You can criticize the film all day long for issues like this, but the bottom line is that they are minor, and this movie was the anti-prequel. I think The Force Awakens and those who made it understood why the prequels failed to capture the imagination of multiple generations seduced by the power of the originals and successfully created the antidote.

Despite minor failings, I think it nailed the feelings that we all longed to feel again. The awe of experiencing beloved characters (real actors in actual on-location shoots) with a lived-in, worn-down, actually-used aesthetic. A world with plenty of action, excitement, familial drama and reasons for grumpy old sci-fi fans to once again yell WOO-HOO!

George Lucas said that J.J. Abrams (director), Kathleen Kennedy (head of Lucasfilm at Disney) and Lawrence Kasdan (screenwriter on V, VI and VII) “wanted to do a retro movie. I don’t like that.” Continuing his tradition of bashing his own fans for loving the movies that he gifted us with so many decades ago, which he’s been slowly taking back ever since, like the kid who gets mad and takes home the ball so nobody else can play, Lucas sounds dissatisfied. I’m not even going to touch the “white slavers”-taking-his-children metaphor Lucas attempted but wisely aborted.

Lucas went on to say that The Force Awakens is “the kind of movie [fans have] been waiting for,” but he wants to emphasize that the saga he created was supposed to be something other than what it has now become in others’ hands; he thinks it should be “a soap opera…not about space ships.” It seems to me that it’s always been both a soap opera and about space ships. After all, he’s the one who demanded increasing concentrations of them in just about every shot in each one of the films.

Lucas didn’t sound excited at all, but can you really blame him? Even for a fortune he will mostly give away, he gave up his baby. He’s no longer in charge. Nobody wanted to use his ideas. Most of us hated the prequels, and dammit…the “white slavers” are doing it wrong. It’s got to hurt his ego and make him long for glories of yesteryear, but based on his track record with the series, none of this should have surprised him much.

He sounds decidedly un-stoked about the entire thing and, comparing what happened to a divorce, he’s just “going to have to take a very deep breath and be a good person and sit through it and just enjoy the moment because it is what it is and it’s a conscious decision that I made.” Yikes. I hate to say he deserves it for forcing the prequels on us and refusing to let us purchase pristine theatrical versions of the unchanged originals for all these years, but he probably does.

We can all move on now. Rian Johnson is shooting Episode VIII, and I’m inclined to think that bodes well, having seen his excellent film Looper. I look forward to being able to purchase VII in a few months, in all its unaltered, high definition, theatrical-release glory, and without any stupid cartoon crap added, thank you very much.

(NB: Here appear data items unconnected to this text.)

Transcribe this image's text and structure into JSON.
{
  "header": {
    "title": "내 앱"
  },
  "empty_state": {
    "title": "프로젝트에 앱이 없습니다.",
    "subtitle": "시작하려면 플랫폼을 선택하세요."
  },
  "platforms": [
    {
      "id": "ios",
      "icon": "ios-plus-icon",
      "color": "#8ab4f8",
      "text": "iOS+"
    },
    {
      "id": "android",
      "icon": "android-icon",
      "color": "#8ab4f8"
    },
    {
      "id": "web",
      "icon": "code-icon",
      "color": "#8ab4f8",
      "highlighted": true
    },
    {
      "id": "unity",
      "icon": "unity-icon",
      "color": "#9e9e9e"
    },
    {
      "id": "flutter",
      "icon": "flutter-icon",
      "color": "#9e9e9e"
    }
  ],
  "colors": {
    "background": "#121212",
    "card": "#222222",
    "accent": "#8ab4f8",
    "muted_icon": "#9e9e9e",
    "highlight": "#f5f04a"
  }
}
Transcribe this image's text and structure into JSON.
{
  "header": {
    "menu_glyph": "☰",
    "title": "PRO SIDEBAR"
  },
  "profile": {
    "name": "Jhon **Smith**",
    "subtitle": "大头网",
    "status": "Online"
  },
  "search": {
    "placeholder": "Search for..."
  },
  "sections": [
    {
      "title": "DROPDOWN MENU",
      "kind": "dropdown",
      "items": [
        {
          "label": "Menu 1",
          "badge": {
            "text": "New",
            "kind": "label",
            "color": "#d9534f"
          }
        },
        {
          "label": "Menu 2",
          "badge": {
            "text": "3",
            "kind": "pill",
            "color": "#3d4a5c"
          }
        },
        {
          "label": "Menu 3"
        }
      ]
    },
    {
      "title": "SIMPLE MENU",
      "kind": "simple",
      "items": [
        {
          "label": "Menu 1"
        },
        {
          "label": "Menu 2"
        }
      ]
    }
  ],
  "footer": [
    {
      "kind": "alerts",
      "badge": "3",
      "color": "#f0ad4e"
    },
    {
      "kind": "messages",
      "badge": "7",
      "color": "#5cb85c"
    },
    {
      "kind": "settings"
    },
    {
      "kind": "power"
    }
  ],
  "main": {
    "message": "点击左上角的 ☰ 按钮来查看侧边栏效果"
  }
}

Thank you JJ, Kathleen and Larry. Thank you Harrison, Carrie and Mark. Thank you John, Daisy, Oscar, Max, Lupita and Adam. Thank you everyone else, the army of behind-the-scenes creatives who helped make it happen. Crass commercialization and global stormtroopers of marketing aside, it’s obvious that millions…billions?….of us longed for a triumphant return to this beloved universe. Oh, and thank you too, George. We all love playing in your sandbox.

But I’m still wondering, still pondering a lingering disappointment that trumps all my other beefs. I’m really bothered, even angered by the absence of someone who, when The Force awakened, truly belonged there with us among the crowds.

So I ask you Disney, once again…WHERE THE HELL IS LANDO?